Methods: Neurocognition was measured by averaging scaled scores from all assessments in a comprehensive neuropsychological battery. Multilevel modeling was used to examine between- and within-person predictors of global neurocognition. At the between-person level, average Charlson Index (averaged within each person across all their visits) was examined as a predictor of neurocognitive change over time, covarying for the effect of HIV disease characteristics (proportion of visits virally suppressed, average CD4). At the within-person level, Charlson Index was used to predict fluctuations in global neurocognition at the same and next visit, covarying for visit-specific effects of viral load detectability and current CD4 count.

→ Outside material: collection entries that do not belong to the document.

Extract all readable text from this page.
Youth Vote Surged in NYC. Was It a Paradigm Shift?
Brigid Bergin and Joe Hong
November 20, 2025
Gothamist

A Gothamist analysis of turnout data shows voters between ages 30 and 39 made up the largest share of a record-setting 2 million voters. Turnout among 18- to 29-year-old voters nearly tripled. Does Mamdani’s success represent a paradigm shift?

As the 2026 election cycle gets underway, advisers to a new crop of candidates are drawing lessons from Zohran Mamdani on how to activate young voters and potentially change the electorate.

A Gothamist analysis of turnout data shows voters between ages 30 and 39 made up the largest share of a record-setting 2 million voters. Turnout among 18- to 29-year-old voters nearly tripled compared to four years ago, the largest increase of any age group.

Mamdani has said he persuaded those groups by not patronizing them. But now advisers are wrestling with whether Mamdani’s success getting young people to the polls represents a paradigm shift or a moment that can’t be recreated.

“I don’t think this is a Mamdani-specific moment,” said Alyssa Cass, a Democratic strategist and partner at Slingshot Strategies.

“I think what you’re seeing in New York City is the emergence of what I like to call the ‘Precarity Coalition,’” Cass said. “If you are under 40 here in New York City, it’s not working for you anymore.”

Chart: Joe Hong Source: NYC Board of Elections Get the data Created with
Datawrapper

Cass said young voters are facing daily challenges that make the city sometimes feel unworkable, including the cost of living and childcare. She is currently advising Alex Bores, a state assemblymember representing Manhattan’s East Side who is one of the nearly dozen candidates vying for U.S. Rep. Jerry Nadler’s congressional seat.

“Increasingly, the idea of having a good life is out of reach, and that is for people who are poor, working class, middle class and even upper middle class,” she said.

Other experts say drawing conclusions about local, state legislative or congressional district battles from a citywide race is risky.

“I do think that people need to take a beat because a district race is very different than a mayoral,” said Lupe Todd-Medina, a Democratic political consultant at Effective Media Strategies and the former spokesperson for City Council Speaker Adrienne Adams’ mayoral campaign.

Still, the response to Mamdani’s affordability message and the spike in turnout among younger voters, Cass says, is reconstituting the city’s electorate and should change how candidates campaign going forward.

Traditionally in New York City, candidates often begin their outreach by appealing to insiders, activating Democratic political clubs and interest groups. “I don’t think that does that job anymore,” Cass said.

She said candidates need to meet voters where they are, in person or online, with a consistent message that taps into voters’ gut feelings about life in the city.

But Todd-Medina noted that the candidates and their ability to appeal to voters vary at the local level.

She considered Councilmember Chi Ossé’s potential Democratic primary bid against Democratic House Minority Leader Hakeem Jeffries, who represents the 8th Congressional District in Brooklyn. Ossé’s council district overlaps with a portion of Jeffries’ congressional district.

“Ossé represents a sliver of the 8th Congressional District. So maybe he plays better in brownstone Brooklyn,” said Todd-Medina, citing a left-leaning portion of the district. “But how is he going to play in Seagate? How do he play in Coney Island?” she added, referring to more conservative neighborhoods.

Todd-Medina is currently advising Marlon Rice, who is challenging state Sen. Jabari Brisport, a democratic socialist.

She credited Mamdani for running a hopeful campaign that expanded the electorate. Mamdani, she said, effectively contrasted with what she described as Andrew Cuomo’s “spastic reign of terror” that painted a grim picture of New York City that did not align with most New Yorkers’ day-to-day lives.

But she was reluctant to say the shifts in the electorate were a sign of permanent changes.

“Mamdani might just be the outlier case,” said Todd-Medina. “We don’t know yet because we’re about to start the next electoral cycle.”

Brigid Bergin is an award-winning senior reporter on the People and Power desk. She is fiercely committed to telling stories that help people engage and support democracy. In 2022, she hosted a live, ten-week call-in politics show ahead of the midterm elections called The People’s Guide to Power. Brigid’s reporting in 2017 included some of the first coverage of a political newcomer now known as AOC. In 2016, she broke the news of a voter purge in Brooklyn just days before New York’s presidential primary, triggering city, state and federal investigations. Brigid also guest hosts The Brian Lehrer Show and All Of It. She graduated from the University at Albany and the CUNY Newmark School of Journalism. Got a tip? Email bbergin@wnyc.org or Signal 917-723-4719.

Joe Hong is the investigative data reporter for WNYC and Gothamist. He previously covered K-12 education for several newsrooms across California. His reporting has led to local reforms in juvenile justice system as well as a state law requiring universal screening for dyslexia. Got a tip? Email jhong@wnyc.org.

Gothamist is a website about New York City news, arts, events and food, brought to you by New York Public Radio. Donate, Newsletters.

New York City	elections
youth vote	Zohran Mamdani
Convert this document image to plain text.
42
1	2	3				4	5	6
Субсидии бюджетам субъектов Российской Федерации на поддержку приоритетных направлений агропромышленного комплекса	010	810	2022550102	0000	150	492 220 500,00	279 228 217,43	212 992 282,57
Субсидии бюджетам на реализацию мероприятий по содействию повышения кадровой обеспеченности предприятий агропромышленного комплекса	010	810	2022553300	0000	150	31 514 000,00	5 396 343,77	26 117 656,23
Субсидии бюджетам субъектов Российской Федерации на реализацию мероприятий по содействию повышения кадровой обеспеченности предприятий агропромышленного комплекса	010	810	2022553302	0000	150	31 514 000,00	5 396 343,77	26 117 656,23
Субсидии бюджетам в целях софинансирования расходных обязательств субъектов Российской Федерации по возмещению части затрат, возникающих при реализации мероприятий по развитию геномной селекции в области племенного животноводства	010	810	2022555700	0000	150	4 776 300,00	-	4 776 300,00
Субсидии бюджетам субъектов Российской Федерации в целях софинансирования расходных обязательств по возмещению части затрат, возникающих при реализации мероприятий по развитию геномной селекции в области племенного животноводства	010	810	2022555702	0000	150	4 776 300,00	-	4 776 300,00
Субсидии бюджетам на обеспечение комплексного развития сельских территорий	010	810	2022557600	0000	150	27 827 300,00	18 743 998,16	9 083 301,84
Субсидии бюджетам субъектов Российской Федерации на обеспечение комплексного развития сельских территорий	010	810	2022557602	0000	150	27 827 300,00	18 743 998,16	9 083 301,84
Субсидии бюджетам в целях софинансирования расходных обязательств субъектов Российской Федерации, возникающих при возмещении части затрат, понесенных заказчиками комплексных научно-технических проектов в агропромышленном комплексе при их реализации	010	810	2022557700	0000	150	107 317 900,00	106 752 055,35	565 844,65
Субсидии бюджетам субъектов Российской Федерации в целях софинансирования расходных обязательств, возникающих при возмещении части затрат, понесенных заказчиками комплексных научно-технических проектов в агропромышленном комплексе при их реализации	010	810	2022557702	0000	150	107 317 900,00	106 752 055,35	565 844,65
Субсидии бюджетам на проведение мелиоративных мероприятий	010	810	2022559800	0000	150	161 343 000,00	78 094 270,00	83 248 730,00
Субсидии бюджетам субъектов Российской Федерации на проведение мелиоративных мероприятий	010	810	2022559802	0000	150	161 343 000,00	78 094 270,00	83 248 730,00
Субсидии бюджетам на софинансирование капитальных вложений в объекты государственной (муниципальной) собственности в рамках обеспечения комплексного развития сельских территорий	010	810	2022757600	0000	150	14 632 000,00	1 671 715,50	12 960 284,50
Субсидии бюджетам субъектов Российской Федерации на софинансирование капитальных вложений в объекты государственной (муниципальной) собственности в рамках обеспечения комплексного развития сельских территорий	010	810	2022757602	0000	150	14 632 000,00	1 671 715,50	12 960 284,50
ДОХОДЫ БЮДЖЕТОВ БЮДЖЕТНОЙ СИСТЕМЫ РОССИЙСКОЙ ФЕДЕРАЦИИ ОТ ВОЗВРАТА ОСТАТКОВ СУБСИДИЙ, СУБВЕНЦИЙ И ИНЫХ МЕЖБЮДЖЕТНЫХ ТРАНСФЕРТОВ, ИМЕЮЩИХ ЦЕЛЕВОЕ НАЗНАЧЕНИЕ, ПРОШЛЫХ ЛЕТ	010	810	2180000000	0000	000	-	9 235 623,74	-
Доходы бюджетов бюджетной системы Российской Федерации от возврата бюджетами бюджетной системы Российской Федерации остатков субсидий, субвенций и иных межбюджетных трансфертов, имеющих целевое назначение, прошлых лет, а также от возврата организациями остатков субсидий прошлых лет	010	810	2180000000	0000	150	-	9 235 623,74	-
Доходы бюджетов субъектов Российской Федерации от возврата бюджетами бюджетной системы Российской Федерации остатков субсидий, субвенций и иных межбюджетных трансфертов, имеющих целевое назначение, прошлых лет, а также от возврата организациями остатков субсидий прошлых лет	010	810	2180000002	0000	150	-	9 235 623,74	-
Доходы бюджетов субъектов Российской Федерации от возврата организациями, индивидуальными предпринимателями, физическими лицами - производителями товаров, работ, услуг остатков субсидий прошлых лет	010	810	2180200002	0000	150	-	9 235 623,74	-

Results: Participants were 1195 PWH (mean age at baseline = 43.0; SD 9.7) followed for an average of over 7.1 years (SD = 5.0; range = 0.5 to 20.5 years). Between persons, higher average Charlson index scores were associated with faster rates of global neurocognitive decline (standardized β = -0.50 [0.015], p = 0.001). This global effect was driven by significant decline in the domains of executive functioning (p = 0.001) and working memory (p = 0.007). The Figure shows the contributions of individual components of the Charlson. HIV disease characteristics did not predict trajectories of neurocognitive change (ps > 0.05). At the within-person level of the model, lower current CD4+ lymphocytes (β = 0.043 [0.009]; p < 0.001), detectable plasma HIV RNA (β = 0.018 [0.006]; p = 0.001), and higher Charlson Index score (β = -0.046 [0.015]; p = 0.003) related to worse concurrent global neurocognitive performance at the same visit. Time-lag analyses demonstrated that increasing comorbidities occurred concomitant with, not before, neurocognitive decline.
Conclusion: The impact of comorbidities on trajectories of neurocognitive decline was greater than that of HIV disease factors. Although correlative, the temporal relationship between accumulating comorbidities and neurocognitive decline suggests that interventions to prevent or ameliorate a variety of comorbidities may improve neurocognitive prognosis for PWH.